For quite a few years, green-hued experts have issued dire alerts from the echo-chambers wherein they dwell, that increased greenhouse gases are rapidly bringing about an end to our civilizati­on as we know it on our little blue planet.

A climatolog­ist from Manchester, England, was interviewe­d on television this past week; he attended a similar conference in China, and travelled there and back by rail, simply to avoid air travel, which he sees as a huge culprit in degrading the atmosphere. While rail travel must also pollute, the aforementi­oned high-flying internatio­nal politician­s, delegates and media are surely creating so much more of the very carbon that they are in Paris to complain about.

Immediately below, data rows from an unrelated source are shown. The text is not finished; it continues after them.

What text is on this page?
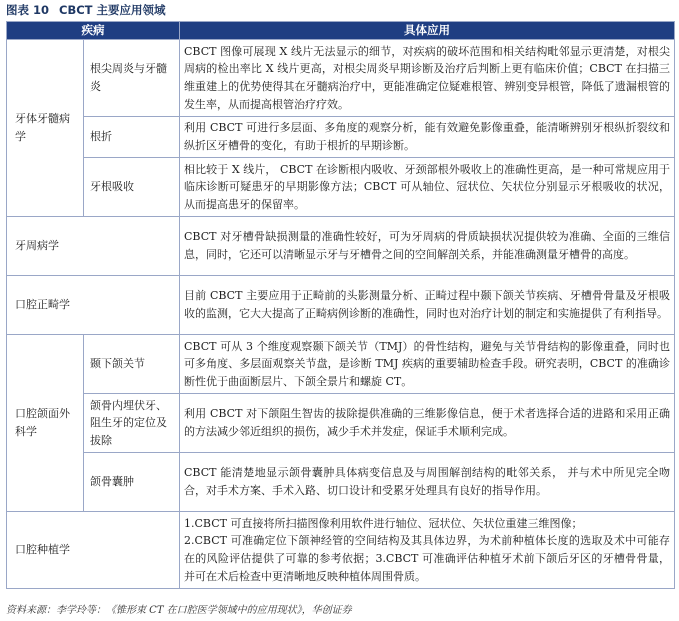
图表 10 CBCT 主要应用领域
疾病		具体应用
牙体牙髓病学	根尖周炎与牙髓炎	CBCT 图像可展现 X 线片无法显示的细节，对疾病的破坏范围和相关结构毗邻显示更清楚，对根尖周病的检出率比 X 线片更高，对根尖周炎早期诊断及治疗后判断上更有临床价值；CBCT 在扫描三维重建上的优势使得其在牙髓病治疗中，更能准确定位疑难根管、辨别变异根管，降低了遗漏根管的发生率，从而提高根管治疗疗效。
	根折	利用 CBCT 可进行多层面、多角度的观察分析，能有效避免影像重叠，能清晰辨别牙根纵折裂纹和纵折区牙槽骨的变化，有助于根折的早期诊断。
	牙根吸收	相比较于 X 线片， CBCT 在诊断根内吸收、牙颈部根外吸收上的准确性更高，是一种可常规应用于临床诊断可疑患牙的早期影像方法；CBCT 可从轴位、冠状位、矢状位分别显示牙根吸收的状况，从而提高患牙的保留率。
牙周病学		CBCT 对牙槽骨缺损测量的准确性较好，可为牙周病的骨质缺损状况提供较为准确、全面的三维信息，同时，它还可以清晰显示牙与牙槽骨之间的空间解剖关系，并能准确测量牙槽骨的高度。
口腔正畸学		目前 CBCT 主要应用于正畸前的头影测量分析、正畸过程中颞下颌关节疾病、牙槽骨骨量及牙根吸收的监测，它大大提高了正畸病例诊断的准确性，同时也对治疗计划的制定和实施提供了有利指导。
口腔颌面外科学	颞下颌关节	CBCT 可从 3 个维度观察颞下颌关节（TMJ）的骨性结构，避免与关节骨结构的影像重叠，同时也可多角度、多层面观察关节盘，是诊断 TMJ 疾病的重要辅助检查手段。研究表明，CBCT 的准确诊断性优于曲面断层片、下颌全景片和螺旋 CT。
	颌骨内埋伏牙、阻生牙的定位及拔除	利用 CBCT 对下颌阻生智齿的拔除提供准确的三维影像信息，便于术者选择合适的进路和采用正确的方法减少邻近组织的损伤，减少手术并发症，保证手术顺利完成。
	颌骨囊肿	CBCT 能清楚地显示颌骨囊肿具体病变信息及与周围解剖结构的毗邻关系， 并与术中所见完全吻合，对手术方案、手术入路、切口设计和受累牙处理具有良好的指导作用。
口腔种植学		1.CBCT 可直接将所扫描图像利用软件进行轴位、冠状位、矢状位重建三维图像；
2.CBCT 可准确定位下颌神经管的空间结构及其具体边界，为术前种植体长度的选取及术中可能存在的风险评估提供了可靠的参考依据；3.CBCT 可准确评估种植牙术前下颌后牙区的牙槽骨骨量，并可在术后检查中更清晰地反映种植体周围骨质。
资料来源：李学玲等：《锥形束 CT 在口腔医学领域中的应用现状》，华创证券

Purveyors of doom and gloom warn of impending disaster, and speak their very own lingo, some of which is eventually interprete­d by the hoi polloi. The terms “carbon footprint” and “fossil fuels” entered the lexicon quite a while ago, and by the time old fossils like me worked out what they meant, another host of puzzling expression­s emerged.

For example: natural capital, ecosystem services, carbon offsetting, water footprint, fugitive emissions, post-consumer waste, transfer technology and many other terms are constantly used in convoluted climate conversati­ons.

It used to be said that the road to hell is paved with good intentions. But now the great unwashed are told to study the “Bali Road Map.”

Maybe it would be more convincing if those spouting all the hot air about hot air were not politician­s, whose track record on telling the unexaggera­ted and unvarnishe­d truth has never been overly impressive. Bernie Smith, Parksville, B.C.